All federal departments are currently experiencing cuts due to the sequestration, however none sound quite as grim, as the department of defense is slowing down plans for hiring 829 sexual assault response coordinators. In light of the recently released numbers from the DoD, which indicate a significant rise in sexual assault cases in the military, these cuts could not have come at a worst time.
While not a complete elimination of these positions, a quick search through usajobs.gov, the federal employment listing website, indicates that very few of these position remain open. The sexual assault response coordinator or victim advocate positions that are currently listed are for military personnel only, leaving civilians out of the equation. The nature of sexual assault investigations in the military, which happens exclusively in their jurisdiction and chain of command, proves especially problematic.

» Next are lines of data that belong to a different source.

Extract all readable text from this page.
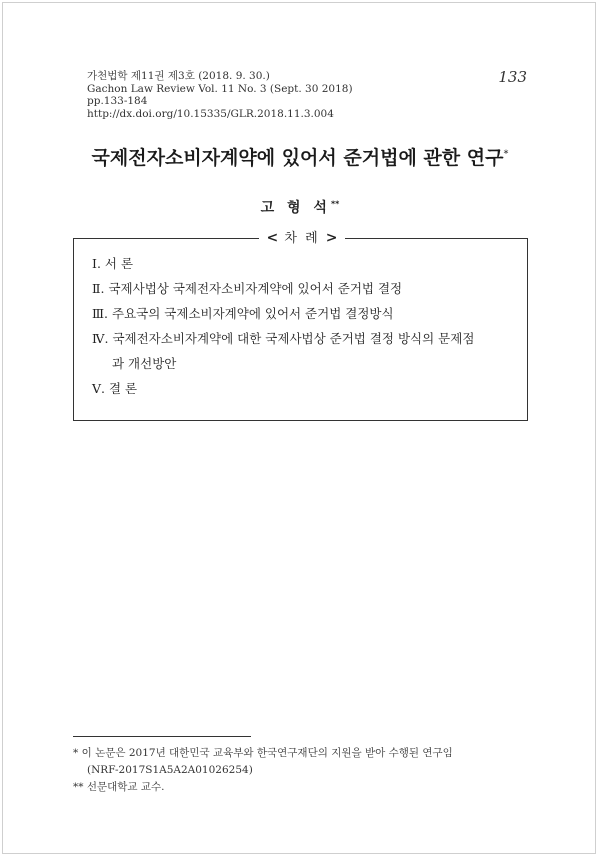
가천법학 제11권 제3호 (2018. 9. 30.)
Gachon Law Review Vol. 11 No. 3 (Sept. 30 2018)
pp.133-184
http://dx.doi.org/10.15335/GLR.2018.11.3.004
133
국제전자소비자계약에 있어서 준거법에 관한 연구*
고 형 석**
< 차 례 >
Ⅰ. 서 론
Ⅱ. 국제사법상 국제전자소비자계약에 있어서 준거법 결정
Ⅲ. 주요국의 국제소비자계약에 있어서 준거법 결정방식
Ⅳ. 국제전자소비자계약에 대한 국제사법상 준거법 결정 방식의 문제점
과 개선방안
Ⅴ. 결 론
* 이 논문은 2017년 대한민국 교육부와 한국연구재단의 지원을 받아 수행된 연구임
(NRF-2017S1A5A2A01026254)
** 선문대학교 교수.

If an individual decides to report that she or he was sexually assaulted, this process must begin within the chain of command. As discussed in the recent documentary, Invisible War, this process in itself is discouraging, as the rapist may be a friend of the commander, or even the commander himself or herself. Even if this is not the case, commanding officers ultimately have the authority to pursue a case or even throw out the case completely.
Within the past year, two instances have been highlighted where a commanding officer decided to do the latter and dismiss charges of sexual assault against two men serving in the Air Force. However, the more recently reported case, of Lt. Gen. Susan J. Helms overturning the sexual assault conviction of Capt. Matthew S. Herrera, finely illustrates the military's hostility towards victims.
In a released memo justifying her decision, Lt. Gen. Helms wrote, "It is undoubtedly true that [the accuser’s] feelings of victimization are real and justifiable,” Helms wrote. “However, Capt. Herrera’s conviction should not rest on [the accuser’s] view of her victimization, but on the law and convincing evidence.” Here, Lt. Gen. Helms acknowledges that the victim was indeed "victimized." However, this is brushed aside, and one point of view, the rapist's, is exalted above the other.
This case would seem to nicely support the recent assertion by the Washington Times' "False Reports Outpace Sexual Assaults in the Military." Of course, this author relies on the Pentagon's belief that there was an increase in "unfounded allegations" of sexual assault from 2009 to 2012. During this same time period, the author cites a 4% increase in reported sexual assaults, from 3,244 to 3,374. But what constitutes an "unfounded allegation"? How is this determined? By the chain of command to which the victim is reporting.
After recently viewing Invisible War, I believe we have every reason to question the determination of "unfounded allegations" and the belief that while a victim may be "victimized" her story is not as credible. As 26,000 service members have anonymously reported being sexually assault in 2012, we have the moral imperative to question why this number is so high, and why it even exists at all. As three cases of military personnel, who have been leaders in sexual assault prevention, have been charged with sexual battery, to name one, we need to actively discuss and advocate for change.
Clearly, the decision to postpone hiring 829 sexual assault response coordinators is detrimental to those who serve in our armed forces. As these positions can be open to civilians, it could help to bring change into the reporting process. While the reporting in accordance with one's change of command is being fiercely advocated for in Congress, perhaps these coordinators would be able to bring fresh ideas and methods in assisting victims, technically being from outside the military.